Goldberg goes on to talk to Howard Dean, Nancy Pelosi, Rahm Emanuel and others about what they believed in 2006 it would take for Democrats to win again, returning to McCaskill and others when the subject of 2008 came up:
Hillary Clinton is a sensitive subject for McCaskill. After the governor’s race two years ago, many Missouri Democrats assumed that in 2008 McCaskill would make another run against Matt Blunt, the Republican who defeated her. But she has told people in Missouri and in Washington that a ticket led by Clinton would be fatal for many Democrats on the ballot, and that a Clinton candidacy would rule out her chance to win the governorship. "The Democratic Party has to look at candidates who can be competitive in all fifty states," she said. A few days later, at the annual Jackson Day dinner of the Greene County Democrats, in Springfield, Republican protesters held signs labelling her "New York’s third senator."
In states like Missouri, coolness toward Hillary Clinton puts many Democrats in an uncomfortable position. Harold Ford, Jr., is close to both Clintons. He is running a strong race in Tennessee -- if he wins, he would be the first popularly elected African-American senator from the South. When I asked Ford if Hillary Clinton would be campaigning with him, he said, "I’m not running away from her position on the war or her position on energy independence. I’m doing events with her." When I asked him where, he said, "In Washington."

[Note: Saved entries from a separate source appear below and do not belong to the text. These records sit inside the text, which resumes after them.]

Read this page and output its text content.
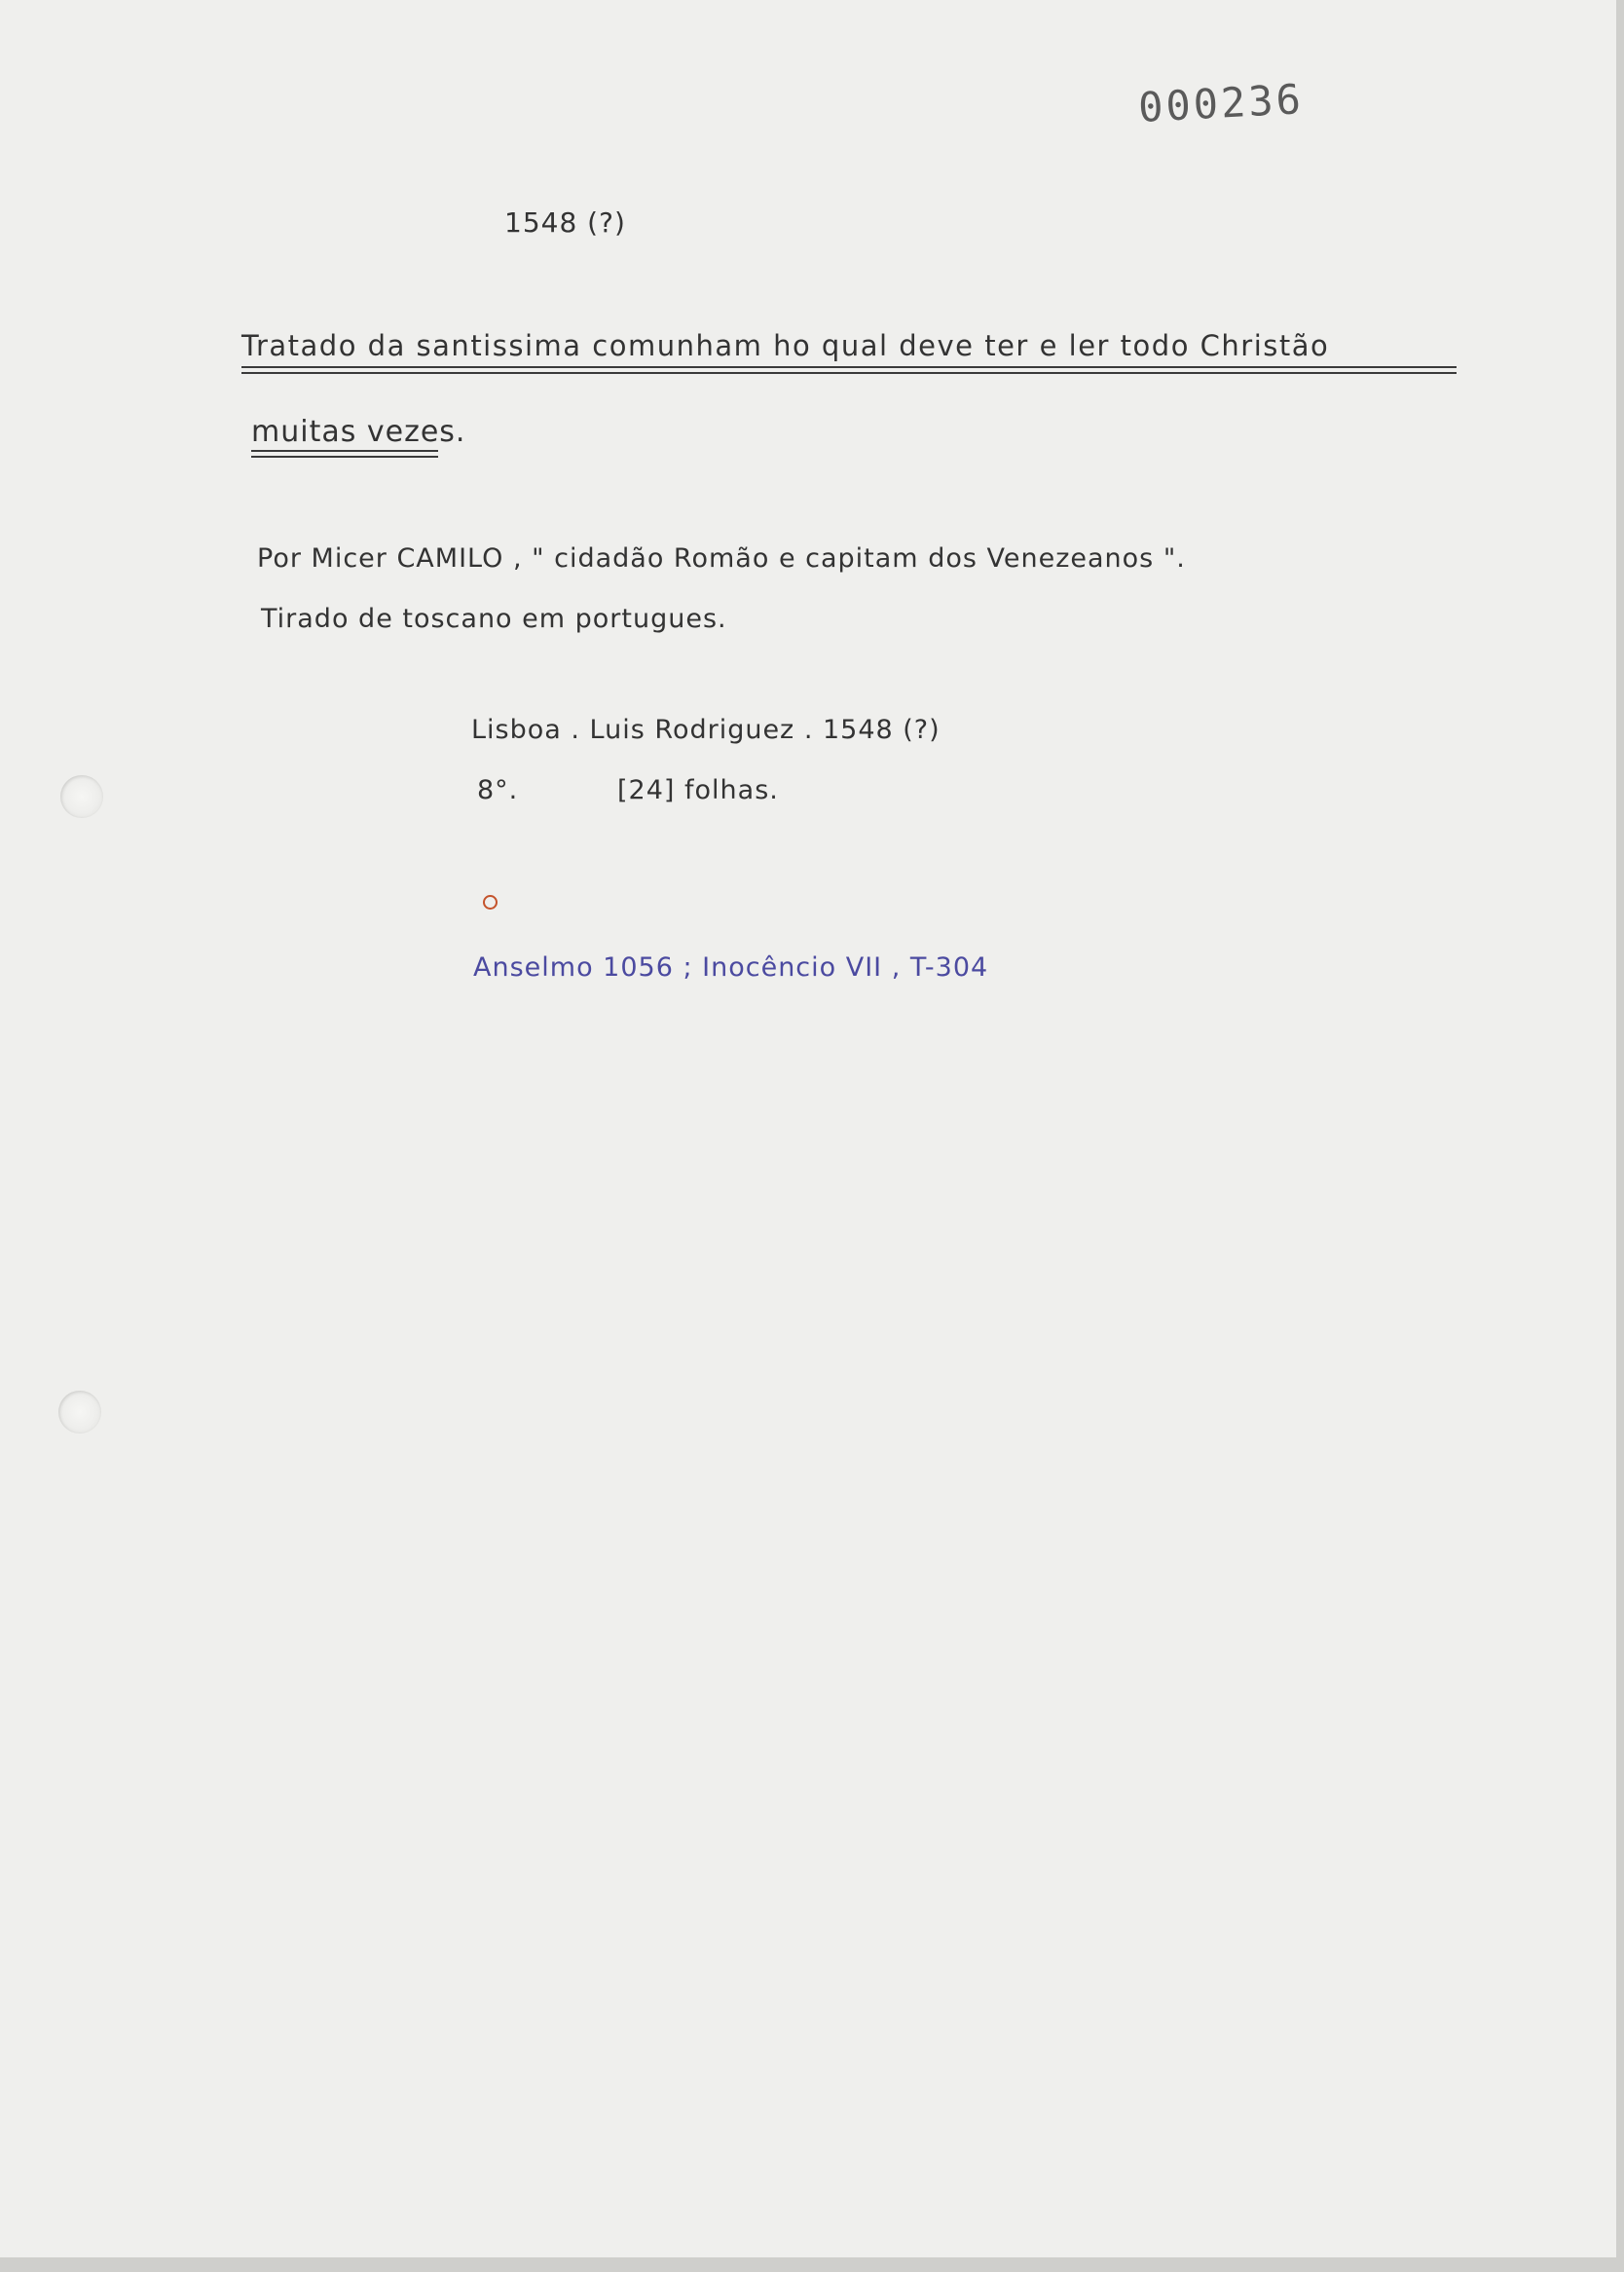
000236
1548 (?)
Tratado da santissima comunham ho qual deve ter e ler todo Christão
muitas vezes.
Por Micer CAMILO , " cidadão Romão e capitam dos Venezeanos ".
Tirado de toscano em portugues.
Lisboa . Luis Rodriguez . 1548 (?)
8°.	[24] folhas.
Anselmo 1056 ; Inocêncio VII , T-304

Some Democrats fear any association with national Democrats, who are perceived to be too liberal. "I had this notion that I could convince people who were skeptical of national Democrats to vote for me because I could bring home the bacon, or because I could find some personal pitch to them," Brad Carson, the former Oklahoma congressman, said. "But it was very hard for people to separate me out from Hillary Clinton. All their ads were Hillary Clinton, John Kerry, John Edwards, and me. They said I was more liberal than these guys, and that if I went to Washington I’d be supporting their agenda. I found that extremely difficult to overcome."
Across Missouri, I heard similar fears. At a breakfast fund-raiser for McCaskill in Kansas City, Katheryn J. Shields, a Democrat who is the chief executive of Jackson County, which encompasses Kansas City, said of Hillary Clinton, "She’s great." But when asked if Clinton should be the Party’s nominee, Shields said, "That would be a hard one." The outgoing executive director of the Greene County Democrats, Nora Walcott, was more direct. Though she said she was to the left in the Party, she feared that Clinton’s liberal credentials would alienate Missouri voters. "You’ve got to tell the people in Washington not to nominate Hillary," she told me. "It would do so much damage to the Missouri Democratic Party."
So who did McCaskill want in Missouri?
Only a few nationally known Democrats have been invited to Missouri to speak on Claire McCaskill’s behalf; one was Obama, whom she described as "so popular that we have to get him back." Obama returns the compliment: McCaskill, he told me, "is a terrific candidate who is deeply rooted in Missouri and understands the people of Missouri." He added, "A successful swing-state candidate can and should stand for progressive values, but they’ve got to appeal to common sense and pragmatism as opposed to ideology. I think what doesn’t work in these places is a sense that you are ideologically liberal."
We can get up to 60 seats in the Senate, and we can keep electing more and better Democrats in the House, but we need a presidential candidate who wants to campaign in all 50 states, and who will be welcome in every single one of them.